OMA

Beyond 1210 . Nobel Center competition proposal . Stockholm


OMA . images: © Nobelhuset AB

The Nobel Foundation is the living proof that an institution doesn’t need a building to rise to prominence. Despite early ambitions, throughout its existence – more than a hundred years – The Nobel Foundation has thrived without its own building. Most of its components have survived in a state of improvisation, essentially ‘squatting’ in various part of the town, in ‘borrowed buildings’… In terms of its own necessity, a new, purpose built Nobel Center faces a considerable burden of proof.



“Ever since the inception of the Nobel Prize, a building where the Nobel Prize, the Nobel Laureates and their achievements can be presented to the general public has been envisioned…”

As an added challenge, the Nobel Center needs to be an open, public building showcasing the accomplishments of Nobel and its Laureates, yet one day a year, it must accommodate an exclusive, prescribed and prestigious ceremony and its audience. The Nobel Foundation is an institution, but most people only know of the Nobel Prize. Its most prominent manifestation – the award ceremony, taking place once a year on December 10th – is also the use of the Nobel Center which is most limited in time. Clearly a building for the Nobel Prize must highlight this event, but perhaps its most important task is actually to cater to – and even to flourish in – its absence.
On the Nobel Center’s pristine site in Blasieholmen, we propose a small “castle” which brings together in one place the fiefdoms of the Nobel Foundations that were separate. The program for the Nobel Center is accommodated by a pair of buildings, one which reflects the past, and one which projects the innovation that characterizes the achievements of the Laureates themselves. That which is inevitably the building’s most important space – the stage upon which the ceremony takes place – is situated in a central void, and the Ceremonial setting can appear, disappear and reappear as needed. Whenever not in use, the setting of the ceremony becomes part of the Nobel Center’s day to day affairs: a central shared space between (and thus a manifestation of) the buildings other functions: Museum, Event Space, Conference centre, work place… the building’s volumes still have the possibility of autonomy for privacy, focus, and day-to-day use, but when needed, can be united through the central shared void, and used simultaneously.

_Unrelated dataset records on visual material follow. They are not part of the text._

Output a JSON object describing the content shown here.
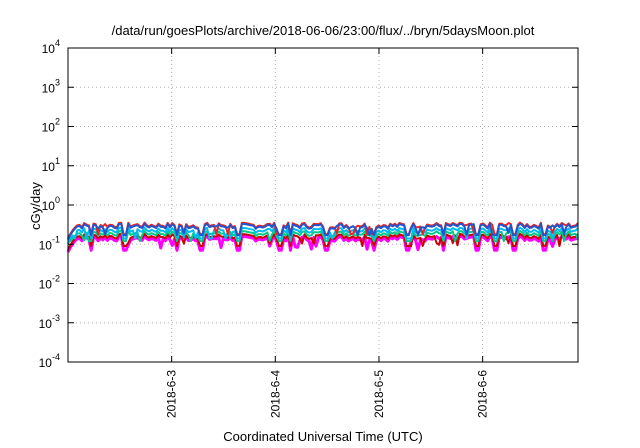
{
  "chart_data": {
    "type": "line",
    "title": "/data/run/goesPlots/archive/2018-06-06/23:00/flux/../bryn/5daysMoon.plot",
    "xlabel": "Coordinated Universal Time (UTC)",
    "ylabel": "cGy/day",
    "yscale": "log",
    "ylim": [
      0.0001,
      10000
    ],
    "y_ticks": [
      {
        "base": "10",
        "exp": "-4"
      },
      {
        "base": "10",
        "exp": "-3"
      },
      {
        "base": "10",
        "exp": "-2"
      },
      {
        "base": "10",
        "exp": "-1"
      },
      {
        "base": "10",
        "exp": "0"
      },
      {
        "base": "10",
        "exp": "1"
      },
      {
        "base": "10",
        "exp": "2"
      },
      {
        "base": "10",
        "exp": "3"
      },
      {
        "base": "10",
        "exp": "4"
      }
    ],
    "x_tick_labels": [
      "2018-6-3",
      "2018-6-4",
      "2018-6-5",
      "2018-6-6"
    ],
    "xlim_days": [
      2.0,
      6.92
    ],
    "x_tick_days": [
      3,
      4,
      5,
      6
    ],
    "grid": true,
    "series_colors": [
      "#ff00ff",
      "#cc0000",
      "#00cc88",
      "#00bbee",
      "#2255cc",
      "#ee2222"
    ],
    "series": [
      {
        "color": "#ff00ff",
        "baseline": 0.14,
        "dip": 0.07
      },
      {
        "color": "#cc0000",
        "baseline": 0.16,
        "dip": 0.09
      },
      {
        "color": "#00cc88",
        "baseline": 0.19,
        "dip": 0.12
      },
      {
        "color": "#00bbee",
        "baseline": 0.23,
        "dip": 0.14
      },
      {
        "color": "#ee2222",
        "baseline": 0.31,
        "dip": 0.18
      },
      {
        "color": "#2255cc",
        "baseline": 0.29,
        "dip": 0.17
      }
    ],
    "dip_days": [
      2.22,
      2.55,
      3.05,
      3.28,
      3.65,
      4.05,
      4.15,
      4.5,
      4.95,
      5.28,
      5.62,
      5.95,
      6.12,
      6.3,
      6.6
    ]
  }
}
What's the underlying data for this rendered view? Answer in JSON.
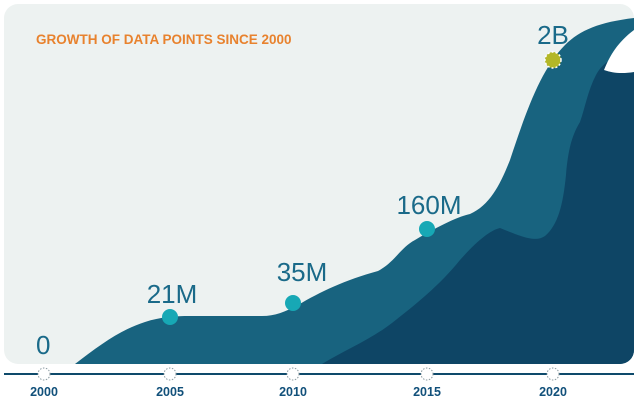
{
  "colors": {
    "panel": "#EDF2F1",
    "title": "#E8822E",
    "area_light": "#18637F",
    "area_dark": "#0E4565",
    "label": "#1A6A89",
    "marker": "#17A8B5",
    "marker_highlight": "#B3B727",
    "tick_label": "#11507A",
    "tick_circle_stroke": "#8A9AA0",
    "axis_line": "#0E4A6B"
  },
  "chart_data": {
    "type": "area",
    "title": "GROWTH OF DATA POINTS SINCE 2000",
    "xlabel": "",
    "ylabel": "",
    "x_ticks": [
      "2000",
      "2005",
      "2010",
      "2015",
      "2020"
    ],
    "points": [
      {
        "year": 2000,
        "label": "0",
        "marker": "none"
      },
      {
        "year": 2005,
        "label": "21M",
        "marker": "standard"
      },
      {
        "year": 2010,
        "label": "35M",
        "marker": "standard"
      },
      {
        "year": 2015,
        "label": "160M",
        "marker": "standard"
      },
      {
        "year": 2020,
        "label": "2B",
        "marker": "highlight"
      }
    ]
  }
}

“The Nobel Center’s mission promotes creativity and new thinking, thereby contributing to finding solutions to the major challenges of our time and our future.”

As the Nobel Center is, first and foremost, the consolidation of the Nobel Foundation’s ongoing activities, the building should not compromise the efficiency which has already been established. To ensure this, the building is a hybrid of standard building typologies: each of the buildings primary components – museum, library, auditorium, offices, and conference center – are defined by their own optimal shape and, apart from being accessible from the building’s main entrance, are also accessible independently.
The southernmost volume – a pentagon in plan – houses the majority of the Exhibition program. On the ground floor there is a public restaurant, which has an outdoor space in an ideal location adjacent to the water. Both the exhibition and the restaurant’s outdoor spaces are in close proximity to the National Museum on the end of the peninsula, encouraging communication and possibly even the shared use of these facilities.
The round auditorium, located to ‘the back of the site’ contains 1000 seats. The central room of the building is equipped with 400 retractable seats. An acoustic curtain between the two allows for separate use on the days they will be used simultaneously. On the day of the Ceremony, this curtain is opened so the two auditoriums can be used as a single space with 1400 seats.
A cantilevered volume holds the conference rooms, with prime views of the water. The conference center’s cores are shared with the office, which inhabits the three top floors of the building, since the offices are the least public component of the building’s program.

On the Waterfront, where the site extends beyond the boundary of the key wall, a drawbridge-like element “pops out” in the week of the ceremony, creating a new (partially conditioned) space that could receive the guests on the cold Ceremony evening. This drawbridge-like element also allows the building to open itself to the city, enabling the city to become the backdrop to the ceremony. Conversely, the city is allowed ‘a view in’ from across the water as the building reveals it full depth, turning its most intimate occurrence into its most public manifestation.
The Customs House on the North part of the site is preserved to house the Archive, Library, Reading Room, and Education facilities. Partially climate controlled, it represents the archival collection of Alfred Nobel and the Laureates which are sensitive to light or over-exposure. Locating part of the program in the Customs House also allows for a further reduction in size of the main building. The Customs House facade will be restored to its historic state.
The building’s most specific function – the setting for the Nobel Ceremony – is also its most flexible component, taking the form of a 25m x 25m room in the centre of the building that can be allocated to each of the buildings functions, allowing the building to assume different configurations at different times and creating hybrid mixtures of activities. This central room accommodates a number of different configurations in its stationary position. These multiple configurations also allow the consolidation of the required program, resulting in a building much smaller than the total amount of square meters prescribed by the brief.
The stage itself also remains in place 365 days out of the year; although not always in use, it becomes a feature to be enjoyed by visitors.